ERGENEKON PKK İLE İLİŞKİLİ
Elkatmış, soruşturmayla bu yapılanmanın bir çok terör örgütüyle işbirliği içinde olduğunu ortaya çıkardığını ifade ederek, “Bu yapılanmanın Hizbullah, PKK ve DHKP-C ile ilişkileri olduğu ortaya çıkmıştır. DHKP-C'li Osman Gürbüz ile derin devletin ilişkileri kamuoyunu uzun süre meşgul etmişti. Gürbüz, 1990'da gözaltına alındıktan kısa süre kaçmayı başarmıştı. Bu nasıl olmuştu. Gürbüz'ün yakalandığı otomobilin askerin malı olduğu gündeme gelmişti. Bu ilişkiler dikkat çekicidir” dedi.
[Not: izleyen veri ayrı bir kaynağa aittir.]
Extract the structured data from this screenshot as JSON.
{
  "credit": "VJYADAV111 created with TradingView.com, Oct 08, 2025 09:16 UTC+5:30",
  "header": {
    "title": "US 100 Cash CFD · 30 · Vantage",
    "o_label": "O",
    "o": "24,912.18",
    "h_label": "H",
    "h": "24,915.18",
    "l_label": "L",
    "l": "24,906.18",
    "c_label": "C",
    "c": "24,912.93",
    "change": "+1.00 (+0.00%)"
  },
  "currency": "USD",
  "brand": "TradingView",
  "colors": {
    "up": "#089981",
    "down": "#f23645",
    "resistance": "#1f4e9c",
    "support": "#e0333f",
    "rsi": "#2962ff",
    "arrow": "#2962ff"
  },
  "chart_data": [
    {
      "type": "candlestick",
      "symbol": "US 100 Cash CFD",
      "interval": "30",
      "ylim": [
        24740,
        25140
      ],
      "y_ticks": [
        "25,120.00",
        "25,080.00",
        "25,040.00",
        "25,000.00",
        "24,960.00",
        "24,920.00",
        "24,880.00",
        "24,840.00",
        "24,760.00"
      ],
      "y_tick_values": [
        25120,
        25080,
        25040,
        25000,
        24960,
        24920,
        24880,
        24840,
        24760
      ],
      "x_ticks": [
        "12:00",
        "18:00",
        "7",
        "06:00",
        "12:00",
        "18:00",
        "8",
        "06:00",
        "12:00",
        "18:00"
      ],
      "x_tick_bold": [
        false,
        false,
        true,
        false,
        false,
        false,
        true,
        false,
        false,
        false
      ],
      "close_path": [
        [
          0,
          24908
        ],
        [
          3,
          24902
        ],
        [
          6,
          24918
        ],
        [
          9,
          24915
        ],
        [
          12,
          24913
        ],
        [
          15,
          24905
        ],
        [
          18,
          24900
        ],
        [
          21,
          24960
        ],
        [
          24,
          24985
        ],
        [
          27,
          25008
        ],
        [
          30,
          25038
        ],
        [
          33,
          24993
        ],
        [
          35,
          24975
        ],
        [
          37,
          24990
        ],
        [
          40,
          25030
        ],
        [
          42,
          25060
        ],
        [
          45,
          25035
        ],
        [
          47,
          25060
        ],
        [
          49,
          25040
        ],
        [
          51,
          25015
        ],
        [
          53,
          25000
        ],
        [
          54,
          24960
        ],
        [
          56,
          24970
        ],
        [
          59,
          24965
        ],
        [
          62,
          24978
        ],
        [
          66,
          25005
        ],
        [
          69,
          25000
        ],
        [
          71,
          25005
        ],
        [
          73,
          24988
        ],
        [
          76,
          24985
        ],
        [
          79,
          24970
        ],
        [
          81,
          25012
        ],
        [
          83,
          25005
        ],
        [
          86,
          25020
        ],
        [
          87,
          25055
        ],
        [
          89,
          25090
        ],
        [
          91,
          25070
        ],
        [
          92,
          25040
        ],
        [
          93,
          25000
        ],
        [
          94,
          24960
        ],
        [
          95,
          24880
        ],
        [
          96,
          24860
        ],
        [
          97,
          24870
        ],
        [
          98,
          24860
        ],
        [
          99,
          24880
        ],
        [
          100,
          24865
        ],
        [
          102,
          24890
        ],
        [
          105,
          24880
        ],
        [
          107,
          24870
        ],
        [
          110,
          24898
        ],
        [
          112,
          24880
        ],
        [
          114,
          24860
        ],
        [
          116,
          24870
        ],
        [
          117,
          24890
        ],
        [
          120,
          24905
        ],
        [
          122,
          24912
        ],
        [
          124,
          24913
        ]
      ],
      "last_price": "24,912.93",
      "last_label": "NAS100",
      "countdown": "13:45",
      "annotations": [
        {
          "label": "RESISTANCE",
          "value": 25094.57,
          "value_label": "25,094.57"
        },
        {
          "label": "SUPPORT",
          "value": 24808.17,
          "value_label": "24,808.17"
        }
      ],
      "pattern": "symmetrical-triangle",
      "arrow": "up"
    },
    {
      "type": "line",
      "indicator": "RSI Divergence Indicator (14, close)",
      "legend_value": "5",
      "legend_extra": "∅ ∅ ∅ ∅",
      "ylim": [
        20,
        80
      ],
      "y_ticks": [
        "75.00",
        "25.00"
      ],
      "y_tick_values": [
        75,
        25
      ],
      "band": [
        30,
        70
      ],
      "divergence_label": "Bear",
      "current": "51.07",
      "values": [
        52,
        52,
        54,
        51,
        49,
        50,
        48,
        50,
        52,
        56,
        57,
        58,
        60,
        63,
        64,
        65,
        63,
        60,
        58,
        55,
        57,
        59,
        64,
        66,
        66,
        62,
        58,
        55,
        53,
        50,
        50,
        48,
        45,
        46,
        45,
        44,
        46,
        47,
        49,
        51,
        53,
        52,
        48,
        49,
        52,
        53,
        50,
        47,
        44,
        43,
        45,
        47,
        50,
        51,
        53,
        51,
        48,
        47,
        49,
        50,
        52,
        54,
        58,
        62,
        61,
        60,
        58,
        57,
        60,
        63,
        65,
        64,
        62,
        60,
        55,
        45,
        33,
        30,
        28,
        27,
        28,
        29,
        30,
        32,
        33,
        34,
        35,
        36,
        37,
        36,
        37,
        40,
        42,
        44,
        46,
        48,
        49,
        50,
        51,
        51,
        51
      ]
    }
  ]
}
Susurluk'tan Ergenekon'a 'asker'in zihniyeti değişti
Elkatmış, Ergenekon soruşturmasında yol alınmasındaki en büyük etkenlerden birinin asker içinde yaşanan zihniyet değişikliği olduğunu söyledi. Susurluk araştırmasında askerlerin komisyona yardımcı olmadığını belirten Elkatmış, “Bugün şunu görüyoruz ki asker içindeki komuta kademesi bu konuda daha duyarlı davranıyor. Bir zihniyet değişikliği var. Bu işlerin böyle yürüyemeyeceğini ve bunun üstüne gidilmesini istiyor” dedi.
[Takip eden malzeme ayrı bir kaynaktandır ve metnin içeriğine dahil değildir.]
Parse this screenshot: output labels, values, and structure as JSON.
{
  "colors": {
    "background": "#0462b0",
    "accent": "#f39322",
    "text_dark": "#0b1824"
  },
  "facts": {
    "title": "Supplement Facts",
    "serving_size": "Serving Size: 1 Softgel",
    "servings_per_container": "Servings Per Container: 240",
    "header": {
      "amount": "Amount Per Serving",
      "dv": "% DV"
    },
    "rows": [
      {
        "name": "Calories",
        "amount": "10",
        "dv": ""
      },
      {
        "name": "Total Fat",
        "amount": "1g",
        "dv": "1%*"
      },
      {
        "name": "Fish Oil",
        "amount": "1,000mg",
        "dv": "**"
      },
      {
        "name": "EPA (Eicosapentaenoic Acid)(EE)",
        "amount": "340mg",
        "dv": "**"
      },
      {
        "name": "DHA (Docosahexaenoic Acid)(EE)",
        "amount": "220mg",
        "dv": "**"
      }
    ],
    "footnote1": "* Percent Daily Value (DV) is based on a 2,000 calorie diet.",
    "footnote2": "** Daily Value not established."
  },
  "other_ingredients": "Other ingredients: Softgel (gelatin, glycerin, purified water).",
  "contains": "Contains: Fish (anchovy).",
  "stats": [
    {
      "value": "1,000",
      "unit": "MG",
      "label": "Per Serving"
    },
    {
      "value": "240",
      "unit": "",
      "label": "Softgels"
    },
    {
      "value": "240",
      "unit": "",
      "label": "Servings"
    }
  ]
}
SİLAHLAR İYİ ARAŞTIRILMALI
Ergenekon soruşturmasında ele geçirilen silah ve bombaların önemli olduğunu belirten Elkatmış şöyle konuştu:
“Şimdiye kadar Eskişehir ve Ümraniye başta olmak üzere birçok yerde cephanelik ele geçirildi. Buna benzer daha kaç cephaneliğin ortaya çıkmadığını kimse bilmiyor. Ne kadar silahın kayıp olduğunu kimse bilmiyor. Kaybolan silahların ne kadarının ağır silahlar olduğunu da bilmiyor. Silahlı kuvvetlerin elinde olması gereken silahlar bugün bazı cephaneliklerde çıkıyor. Ağır silahların da bazı cephaneliklerde olmadığını kim bilebilir. Biliyorsunuz bir çok bombalama eylemindeki silahlar silahlı kuvvetlerin silahıydı. Şemdinli'de patlayan bombalar MKE yapımıydı. Bunun üzerine gidilmesi lazım. Bütün silahların envanterinin yapılıp dışarıda olan silahların ortaya çıkartılması gerekir. Cephaneliklerde çıkıyor.”
Sol bu kez sınıfta kaldı
Elkatmış, sol kesimin Ergenekon soruşturmasına ideolojik baktığını söyledi. Sol'un Susurluk olayı üzerine gidilmesini isterken Ergenekon'un derinleştirilmesini istemediğini belirten Elkatmış, “Sol bir çok cinayeti Müslümanların üzerine atmıştır. Şimdi bu cinayetlerin derin bir yapılanmanın ürünü olduğu ortaya çıkıyor. Sol bundan rahatsız oldu”dedi.